Forum Discussion

Vitor_Santos's avatar
5 years ago

Cisco EIGRP Peer alarm(s) not being supressed?

Hello,

We've noticed the Cisco EIGRP PeerDown alarm(s) aren't being suppressed if the actual device goes down on LM.
When lost SNMP connectivity to one of our routers, it started returning PeerDown alarms (since SNMP wasn't responding, causing the 'NoData' condition at the 'upTime' datapoint).
This becomes an issue because the actual datapoint that checks the Peer status, bases itself on the data retrieved by the 'upTime' datapoint (which at this point, is as 'NoData).

Basically, if the 'upTime' doesn't return data (which happens if the actual device goes down) it'll trigger an alarm for the PeerDown instances (since it'll always return False).
LogicMonitor only sees the actual device as 'down' after 5 minutes (when not retrieving data). This DS will alarm first (since the PeerDown will return an alarm on 2 consecutive tools - which means 3 minutes).

As per the documentation, all the alarm(s) emanating from the host will be suppressed. My question here (just to make sure) is, this will only be the case for alarms that hit 'AFTER' the host down condition correct?
If that's true, how can we surpass this without having to increase the time that 'PeerDown' alarms took to appear in the console?

Is there any type of expression that we can use in that ComplexDatapoint (instead of the current one).
Because, currently the fact of this device being down, caused 100 alarm(s) on the console (since it's a central point for our EIGRP routing).

Thank you!

Regards,

  • 2 hours ago, Mike Moniz said:

    It will rely on ICMP and other things too...

    "...the idleinterval datapoint within the HostStatus DataSource measures the amount of time in seconds since the LogicMonitor Collector was able to collect data from your host via built-in collection methods (SNMP, Ping, WMI, ESX, etc.)... Note that data collected by script DataSources does not affect the value of the idleinterval datapoint."

    https://www.logicmonitor.com/support/logicmodules/datasources/creating-managing-datasources/host-status-host-behavior/

     

    Got it. I'll differ this internally, because this could be an issue for us.
    We've clients that don't give us ICMP access on purpose (but then we've SNMP access).

    Thank you for the info!

  • It will rely on ICMP and other things too...

    "...the idleinterval datapoint within the HostStatus DataSource measures the amount of time in seconds since the LogicMonitor Collector was able to collect data from your host via built-in collection methods (SNMP, Ping, WMI, ESX, etc.)... Note that data collected by script DataSources does not affect the value of the idleinterval datapoint."
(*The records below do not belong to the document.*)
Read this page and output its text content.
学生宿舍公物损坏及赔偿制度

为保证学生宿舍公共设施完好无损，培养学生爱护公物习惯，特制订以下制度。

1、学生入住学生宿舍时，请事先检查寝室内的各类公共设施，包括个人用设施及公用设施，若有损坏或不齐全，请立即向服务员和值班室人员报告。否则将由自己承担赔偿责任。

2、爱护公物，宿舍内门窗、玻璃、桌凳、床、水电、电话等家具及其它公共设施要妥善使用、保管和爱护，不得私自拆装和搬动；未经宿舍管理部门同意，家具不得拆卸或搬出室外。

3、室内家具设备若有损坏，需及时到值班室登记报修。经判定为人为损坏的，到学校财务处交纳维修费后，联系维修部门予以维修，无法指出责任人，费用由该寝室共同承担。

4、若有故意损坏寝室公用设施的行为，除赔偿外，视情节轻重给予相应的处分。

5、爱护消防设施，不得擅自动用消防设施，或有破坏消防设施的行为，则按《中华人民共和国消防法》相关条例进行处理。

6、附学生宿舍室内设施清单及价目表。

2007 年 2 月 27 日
    https://www.logicmonitor.com/support/logicmodules/datasources/creating-managing-datasources/host-status-host-behavior/

  • Ok, so I ended up doing it like this:

    - if(eq(snmpDown,1),2,if(un(upTime),0,1))

    It does the trick, thank you! 

    I've disabled the SNMP on the device (to force the condition), however, LM doesn't see that device as dead.
    What's exactly needed for LM to consider the 'Device Dead'? It relies on ICMP as well?

  • You can nest if's together in the same kinda way you do in Excel. This is just off the top of my head and untested, but you would do something like:

    if(snmpDown,1,if(un(upTime),0,1))

     

  • Basically I want to do what the PeerDown expression currently does:

     

    Only if the snmpDown == 0, else, return 2 (or something != than 0)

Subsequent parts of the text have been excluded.